Even if the bubble bursts, though, he expects that eventually AGI will be developed. He likens a future with AI systems more powerful than us to getting on a plane. We know a system is in place to make sure it works. But the whole world will be getting on a plane that will take off and never land.
“It has to work perfectly for ever, having never been tried or tested before. In my view we can’t get on that aeroplane unless we are absolutely sure that everyone has done their job.”
Exactly how AI, perhaps concerned that we might try to terminate it, would end life on Earth is hard to predict. “Possibly a superintelligent AI system would be able to control physics in ways that we just don’t understand. Maybe suck all the heat out of the atmosphere, and we’d freeze to death in 20 minutes.”
AI systems must be designed so they are not harmful to people. “The work that I’ve been doing is a way of building AI systems that are happy to be turned off,” he says.
This year, Eliezer Yudkowsky and Nate Soares, of the Machine Intelligence Research Institute, also at Berkeley, published If Anyone Builds It, Everyone Dies: The Case Against Superintelligent AI. Russell is not as doomy as they are. “They see no way to make an AI system that is both superintelligent and safe. I think it can be done. It’s a long, narrow, difficult technology path ... and it’s not the path we’re following.”
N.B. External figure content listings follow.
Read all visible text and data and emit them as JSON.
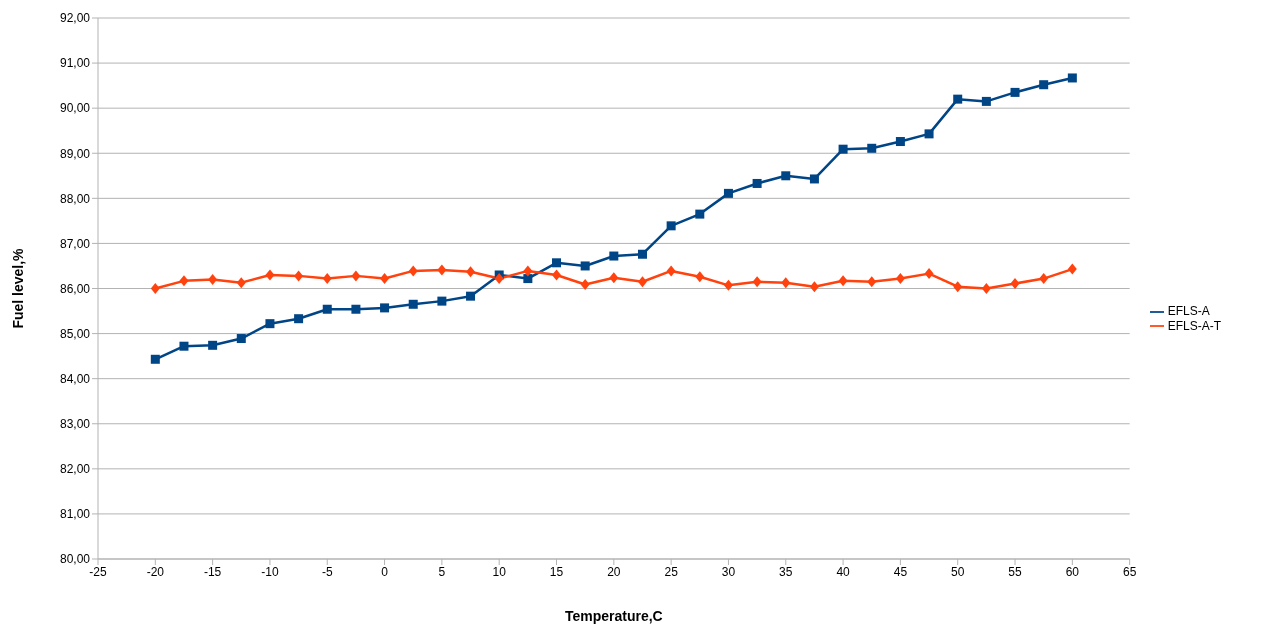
{
  "chart_data": {
    "type": "line",
    "xlabel": "Temperature,C",
    "ylabel": "Fuel level,%",
    "x": [
      -20,
      -17.5,
      -15,
      -12.5,
      -10,
      -7.5,
      -5,
      -2.5,
      0,
      2.5,
      5,
      7.5,
      10,
      12.5,
      15,
      17.5,
      20,
      22.5,
      25,
      27.5,
      30,
      32.5,
      35,
      37.5,
      40,
      42.5,
      45,
      47.5,
      50,
      52.5,
      55,
      57.5,
      60
    ],
    "series": [
      {
        "name": "EFLS-A",
        "color": "#004586",
        "marker": "square",
        "values": [
          84.43,
          84.72,
          84.74,
          84.89,
          85.22,
          85.33,
          85.54,
          85.54,
          85.57,
          85.65,
          85.72,
          85.83,
          86.3,
          86.22,
          86.57,
          86.5,
          86.72,
          86.76,
          87.39,
          87.65,
          88.11,
          88.33,
          88.5,
          88.43,
          89.09,
          89.11,
          89.26,
          89.43,
          90.2,
          90.15,
          90.35,
          90.52,
          90.67
        ]
      },
      {
        "name": "EFLS-A-T",
        "color": "#ff420e",
        "marker": "diamond",
        "values": [
          86.0,
          86.17,
          86.2,
          86.13,
          86.3,
          86.28,
          86.22,
          86.28,
          86.22,
          86.39,
          86.41,
          86.37,
          86.22,
          86.39,
          86.3,
          86.09,
          86.24,
          86.15,
          86.39,
          86.26,
          86.07,
          86.15,
          86.13,
          86.04,
          86.17,
          86.15,
          86.22,
          86.33,
          86.04,
          86.0,
          86.11,
          86.22,
          86.43
        ]
      }
    ],
    "xlim": [
      -25,
      65
    ],
    "xticks": [
      -25,
      -20,
      -15,
      -10,
      -5,
      0,
      5,
      10,
      15,
      20,
      25,
      30,
      35,
      40,
      45,
      50,
      55,
      60,
      65
    ],
    "ylim": [
      80,
      92
    ],
    "yticks": [
      {
        "value": 80,
        "label": "80,00"
      },
      {
        "value": 81,
        "label": "81,00"
      },
      {
        "value": 82,
        "label": "82,00"
      },
      {
        "value": 83,
        "label": "83,00"
      },
      {
        "value": 84,
        "label": "84,00"
      },
      {
        "value": 85,
        "label": "85,00"
      },
      {
        "value": 86,
        "label": "86,00"
      },
      {
        "value": 87,
        "label": "87,00"
      },
      {
        "value": 88,
        "label": "88,00"
      },
      {
        "value": 89,
        "label": "89,00"
      },
      {
        "value": 90,
        "label": "90,00"
      },
      {
        "value": 91,
        "label": "91,00"
      },
      {
        "value": 92,
        "label": "92,00"
      }
    ],
    "grid": "y",
    "legend": "right",
    "line_style": "solid"
  }
}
His best bet for preventing unsafe AI systems is to build AI chips that can check that the software is safe to run, but this will be a challenge.
“Countries are recognising that everyone loses if AI systems become uncontrollable. And right now I would say to some extent the United States is the odd one out,” he says.
President Trump has blocked states from regulating AI, a step he has said is necessary to stop China catching up. This is based on a false narrative that China doesn’t have regulation, Russell says.
“In China, you have to submit your AI system to rigorous testing by the government, whereas in the US even systems that have explicitly convinced a child to commit suicide are still allowed to continue.”
He detects the influence of “accelerationists”, who believe AI should be unregulated so it can be built as fast as possible. “You’re basically saying we should hurry that up. Who gives you the right to make the human race go extinct without asking us?”
What if we do safely create superintelligent AI and it cures diseases and ends drudgery? “There’s still the question of can we coexist with it in a healthy, vigorous way, or does it vitiate human civilisation and leave us all purposeless?,” he says.
It could be a golden age for humanity, but he is perplexed by how humans would reconfigure the economy and fill their time. “Why would they get out of bed? Why would they go to school? I’m not saying it’s impossible, but I keep asking people, ‘Describe how it might work’. No one is able to do it. It’s just starting to dawn on governments that they’re encouraging this headlong rush to get to a destination that nobody wants to reach.”